When Manchester United's Nani was sent off in the 56th minute of Tuesday's Champions League round of 16 second leg against Real Madrid, the home fans were outraged. The sending off for a boot to Alvaro Arbeloa's belly was soon followed by two goals from Real Madrid, which was enough to give them a lead they would not lose. So, an 18-year-old Man United fan watching at home decided to call emergency services to report the dismissal as a "crime" for police to investigate.

From the PA:

18-year-old United fan, who watched the Champions League match on TV, was so disgusted by the Turkish referee Cuneyt Cakir's decision to send off the United forward Nani that he contacted emergency operators to claim a "crime" had occurred. The armchair fan, who has not been named, rang 999 at around 9.20pm on Tuesday night from his home in a village near Bingham, Nottinghamshire.

The fan later apologized and claimed "to have been caught up in the excitement." The Nottinghamshire Police were still quite annoyed by the incident, though. From their site:

There were 6,933 recorded hoax calls to Nottinghamshire Police in 2012, with calls increasing during holiday periods, and especially in August. This amounted to around 2% of all reported incidents.

Control Room Chief Inspector Ted Antill said: “While this recent example may be amusing, it illustrates the sort of insincere calls we have to deal with on a daily basis in the Control Room.

“They waste our time and they direct us away from genuine victims of crime, particularly if we dispatch officers out to something that turns out to be a bogus report.

“I would ask people to think before picking up the phone for emergency services. I would also advise parents to ensure your children are aware that prank calls and the reporting of made-up crimes is a crime in itself.

“There may be people out there in real trouble who need our help and they have to wait because we are tied up with calls like this one, reporting a referee from the television.

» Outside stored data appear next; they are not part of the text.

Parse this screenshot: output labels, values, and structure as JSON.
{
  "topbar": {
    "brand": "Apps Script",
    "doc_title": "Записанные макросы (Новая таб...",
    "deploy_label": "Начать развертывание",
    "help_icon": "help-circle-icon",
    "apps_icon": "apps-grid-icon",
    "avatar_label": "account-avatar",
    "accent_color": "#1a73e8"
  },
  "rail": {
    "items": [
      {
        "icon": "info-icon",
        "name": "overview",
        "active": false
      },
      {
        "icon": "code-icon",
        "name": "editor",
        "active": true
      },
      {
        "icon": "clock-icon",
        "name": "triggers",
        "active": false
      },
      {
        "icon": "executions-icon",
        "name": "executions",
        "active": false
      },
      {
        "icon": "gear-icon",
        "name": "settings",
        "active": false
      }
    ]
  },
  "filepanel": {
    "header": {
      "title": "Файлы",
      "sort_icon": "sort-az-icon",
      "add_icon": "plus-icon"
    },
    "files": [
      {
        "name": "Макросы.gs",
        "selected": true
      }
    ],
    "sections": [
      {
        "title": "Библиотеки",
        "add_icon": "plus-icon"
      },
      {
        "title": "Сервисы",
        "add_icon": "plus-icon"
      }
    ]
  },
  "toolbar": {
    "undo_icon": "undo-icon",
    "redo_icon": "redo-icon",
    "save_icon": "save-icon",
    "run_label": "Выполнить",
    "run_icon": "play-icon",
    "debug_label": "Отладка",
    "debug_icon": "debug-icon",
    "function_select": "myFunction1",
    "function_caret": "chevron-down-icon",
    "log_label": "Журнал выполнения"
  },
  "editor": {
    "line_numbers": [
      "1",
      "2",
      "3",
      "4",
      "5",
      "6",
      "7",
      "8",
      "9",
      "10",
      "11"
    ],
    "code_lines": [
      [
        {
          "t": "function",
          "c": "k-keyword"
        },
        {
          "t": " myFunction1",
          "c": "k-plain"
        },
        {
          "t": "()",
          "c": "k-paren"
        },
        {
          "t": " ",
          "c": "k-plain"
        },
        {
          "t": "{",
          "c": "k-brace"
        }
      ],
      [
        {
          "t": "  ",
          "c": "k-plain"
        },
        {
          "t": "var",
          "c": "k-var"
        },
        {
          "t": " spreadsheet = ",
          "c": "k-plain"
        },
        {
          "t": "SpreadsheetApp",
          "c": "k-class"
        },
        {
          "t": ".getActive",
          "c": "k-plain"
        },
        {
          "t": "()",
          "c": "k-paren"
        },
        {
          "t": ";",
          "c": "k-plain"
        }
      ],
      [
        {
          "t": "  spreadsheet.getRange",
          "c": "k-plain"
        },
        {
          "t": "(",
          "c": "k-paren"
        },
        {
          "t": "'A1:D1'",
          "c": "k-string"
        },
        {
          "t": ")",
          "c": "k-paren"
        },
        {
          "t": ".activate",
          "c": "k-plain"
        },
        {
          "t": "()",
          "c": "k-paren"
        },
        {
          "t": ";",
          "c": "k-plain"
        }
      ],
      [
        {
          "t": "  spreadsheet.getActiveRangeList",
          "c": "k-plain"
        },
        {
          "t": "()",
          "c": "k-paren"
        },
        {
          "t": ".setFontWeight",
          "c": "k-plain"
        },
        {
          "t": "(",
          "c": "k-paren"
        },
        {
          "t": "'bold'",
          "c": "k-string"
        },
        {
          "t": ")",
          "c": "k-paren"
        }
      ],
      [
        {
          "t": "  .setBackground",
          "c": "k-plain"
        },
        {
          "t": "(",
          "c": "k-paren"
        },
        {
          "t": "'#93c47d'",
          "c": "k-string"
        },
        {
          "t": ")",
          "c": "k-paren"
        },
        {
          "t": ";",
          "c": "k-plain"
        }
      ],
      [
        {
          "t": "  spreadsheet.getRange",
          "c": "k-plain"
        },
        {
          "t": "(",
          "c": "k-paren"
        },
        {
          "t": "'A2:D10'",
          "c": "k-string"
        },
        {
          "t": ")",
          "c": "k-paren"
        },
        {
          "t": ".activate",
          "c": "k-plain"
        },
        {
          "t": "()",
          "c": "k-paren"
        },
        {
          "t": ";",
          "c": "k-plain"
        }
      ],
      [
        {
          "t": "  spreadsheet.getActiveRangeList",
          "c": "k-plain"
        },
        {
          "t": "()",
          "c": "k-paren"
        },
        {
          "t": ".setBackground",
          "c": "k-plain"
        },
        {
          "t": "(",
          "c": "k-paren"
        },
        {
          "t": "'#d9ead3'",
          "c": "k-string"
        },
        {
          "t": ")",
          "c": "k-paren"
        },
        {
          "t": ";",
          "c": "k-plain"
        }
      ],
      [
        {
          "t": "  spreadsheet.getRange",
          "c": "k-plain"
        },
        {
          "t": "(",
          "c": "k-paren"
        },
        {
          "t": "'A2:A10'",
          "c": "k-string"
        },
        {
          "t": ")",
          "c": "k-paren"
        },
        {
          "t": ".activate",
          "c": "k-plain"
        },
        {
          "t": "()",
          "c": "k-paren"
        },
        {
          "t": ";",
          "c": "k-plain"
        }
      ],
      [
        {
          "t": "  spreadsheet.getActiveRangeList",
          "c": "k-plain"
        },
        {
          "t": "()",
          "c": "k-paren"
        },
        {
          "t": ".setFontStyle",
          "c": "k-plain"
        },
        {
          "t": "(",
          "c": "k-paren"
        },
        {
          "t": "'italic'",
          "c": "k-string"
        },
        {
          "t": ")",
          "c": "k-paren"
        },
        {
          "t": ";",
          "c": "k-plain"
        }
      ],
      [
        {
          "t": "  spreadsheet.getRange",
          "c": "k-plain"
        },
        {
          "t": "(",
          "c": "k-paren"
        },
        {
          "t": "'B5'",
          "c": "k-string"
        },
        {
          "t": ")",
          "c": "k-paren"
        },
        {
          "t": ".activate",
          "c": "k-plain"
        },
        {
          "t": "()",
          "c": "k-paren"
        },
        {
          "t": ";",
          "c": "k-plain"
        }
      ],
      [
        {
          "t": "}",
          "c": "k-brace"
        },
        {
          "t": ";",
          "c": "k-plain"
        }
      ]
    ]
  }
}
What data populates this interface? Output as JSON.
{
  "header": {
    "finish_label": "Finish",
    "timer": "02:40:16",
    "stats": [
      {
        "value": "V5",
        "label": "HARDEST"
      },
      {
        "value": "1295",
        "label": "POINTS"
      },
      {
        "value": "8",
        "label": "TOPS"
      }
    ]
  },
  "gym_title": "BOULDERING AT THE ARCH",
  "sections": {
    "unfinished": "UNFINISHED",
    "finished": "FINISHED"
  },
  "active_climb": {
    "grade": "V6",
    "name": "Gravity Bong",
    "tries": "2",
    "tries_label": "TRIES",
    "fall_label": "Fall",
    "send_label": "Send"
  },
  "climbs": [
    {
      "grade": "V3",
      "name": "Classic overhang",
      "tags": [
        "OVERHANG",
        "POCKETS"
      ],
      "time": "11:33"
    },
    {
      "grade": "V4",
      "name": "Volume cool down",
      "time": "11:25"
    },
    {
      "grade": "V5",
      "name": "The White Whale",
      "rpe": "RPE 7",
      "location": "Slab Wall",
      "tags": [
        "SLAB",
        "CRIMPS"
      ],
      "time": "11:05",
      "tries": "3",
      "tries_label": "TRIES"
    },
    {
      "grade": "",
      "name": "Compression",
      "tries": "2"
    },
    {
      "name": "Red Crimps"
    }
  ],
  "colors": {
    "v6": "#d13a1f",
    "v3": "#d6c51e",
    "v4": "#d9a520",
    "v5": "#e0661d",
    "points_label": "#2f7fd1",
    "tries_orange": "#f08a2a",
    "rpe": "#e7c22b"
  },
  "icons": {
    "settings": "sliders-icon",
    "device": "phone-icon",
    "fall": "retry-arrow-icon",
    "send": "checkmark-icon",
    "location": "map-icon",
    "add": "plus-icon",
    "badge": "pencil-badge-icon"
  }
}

“It’s no joke. In this case, the man realised his bad judgement and apologised and we decided not to pursue it further. But we can and we do prosecute people for wasting police time and making false reports.”

Sadly, this isn't the first time a fan has decided that football partisanship is good reason to report something they see on a screen to the police. Chelsea captain John Terry was brought up on criminal charges after a single QPR fan who happened to be an off duty police officer made a complaint based on silent YouTube footage that Terry had racially abused Anton Ferdinand during a match the day before. Terry was eventually found not guilty by the court.